Romancière prodige qui reçut en 2003, à 19 ans, le prestigieux prix Akutagawa, le Goncourt japonais, pour son deuxième livre, Appel du pied, paru chez Picquier en 2005, Wataya Risa a l’âge de ses personnages : de jeunes Nippons urbains en proie à une totale perte de repères sociétaux, déculturés, dans un Japon lui-même déboussolé, où le matérialisme libéral le plus impitoyable semble avoir remplacé tous les dieux anciens. Des garçons et des filles qui n’ont pas assez de conscience, de maturité et d’énergie pour se révolter. Avec trembler te va si bien, Wataya poursuit, dans la même démarche, une exploration du vide abyssal de la jeunesse japonaise, avec un mélange d’humour féroce et de lucidité dé-sespérante.
Sa triste héroïne, la narratrice, s’appelle Etô, mais personne ne se souvient de son nom ni ne l’utilise, même pas les garçons dont elle est éprise. Comme Ichi, le « petit prince », son « amour à sens unique », qui l’a séduite, totalement à son insu, en classe de quatrième, au point qu’elle en a fait le héros des mangas qu’elle dessine. Sa seule activité culturelle, au demeurant.

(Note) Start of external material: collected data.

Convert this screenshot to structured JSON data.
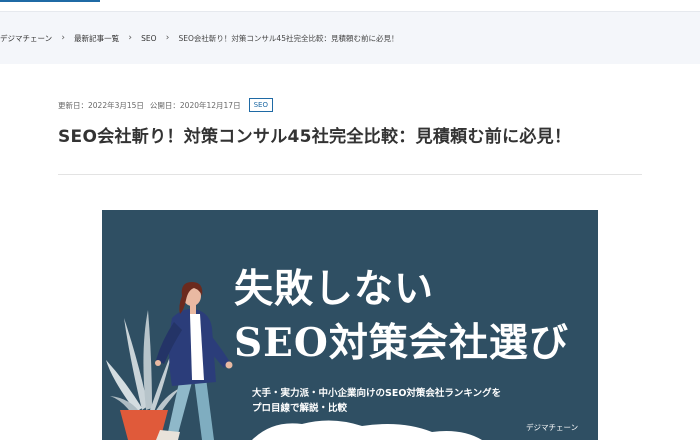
{
  "breadcrumb": {
    "items": [
      "デジマチェーン",
      "最新記事一覧",
      "SEO"
    ],
    "current": "SEO会社斬り！対策コンサル45社完全比較：見積頼む前に必見！",
    "separator_icon": "chevron-right-icon"
  },
  "article": {
    "updated_label": "更新日：2022年3月15日",
    "published_label": "公開日：2020年12月17日",
    "category_tag": "SEO",
    "title": "SEO会社斬り！対策コンサル45社完全比較：見積頼む前に必見！"
  },
  "hero": {
    "headline_line1": "失敗しない",
    "headline_line2": "SEO対策会社選び",
    "subtitle_line1": "大手・実力派・中小企業向けのSEO対策会社ランキングを",
    "subtitle_line2": "プロ目線で解説・比較",
    "brand": "デジマチェーン"
  },
  "colors": {
    "accent": "#1f6aa5",
    "hero_background": "#2f4f63",
    "breadcrumb_background": "#f4f6fa"
  }
}
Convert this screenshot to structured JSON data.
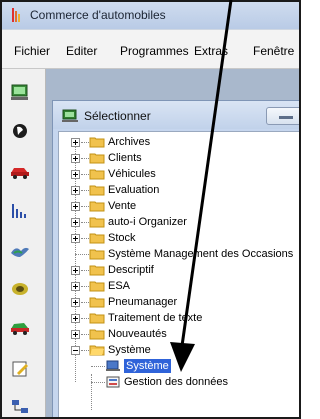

Douze ans plus tard, lorsqu’ils se retrouvent à Tokyo, dans une soirée d’anciens élèves, puis se revoient quelquefois, elle se rend compte qu’il n’a conservé aucun souvenir d’elle, qu’il n’a même jamais su son prénom ! Leur love story n’aura été qu’un pur fantasme.
Etô a 26 ans. Elle est vierge et immature, mal dans sa peau de provinciale « montée » à Tokyo, où elle mène une existence médiocre. Elle est comptable dans un bureau, boulot qu’elle déteste au point de simuler un temps d’être enceinte afin d’obtenir un long congé. Une attitude particulièrement scandaleuse au Japon, pays où le travail passe avant tout, y compris comme vecteur de socialisation. Son salaire lui permet juste de vivre, de louer un petit studio, de s’acheter le nécessaire. Elle n’a aucune espérance, aucun projet. Si ce n’est celui de se marier un jour, avec son prince charmant. Pas Ichi, donc. Il lui reste Ni, un collègue, un commercial un peu plus âgé qu’elle, et plus déterminé. Un type sincère, honnête, rassurant, et qui semble amoureux. Alors, qu’attend Etô ? Elle tergiverse, accepte de sortir avec Ni mais refuse d’aller plus loin, minaude, se fait désirer. Au risque que le garçon se lasse et aille voir ailleurs…
Etô finira-t-elle par sortir de son indécision pathologique, presque perverse, de sa solitude et de sa déprime ? On laisse à Wataya le plaisir de le révéler à son lecteur, séduit par cette comédie générationnelle assez au second degré. J.-C. P.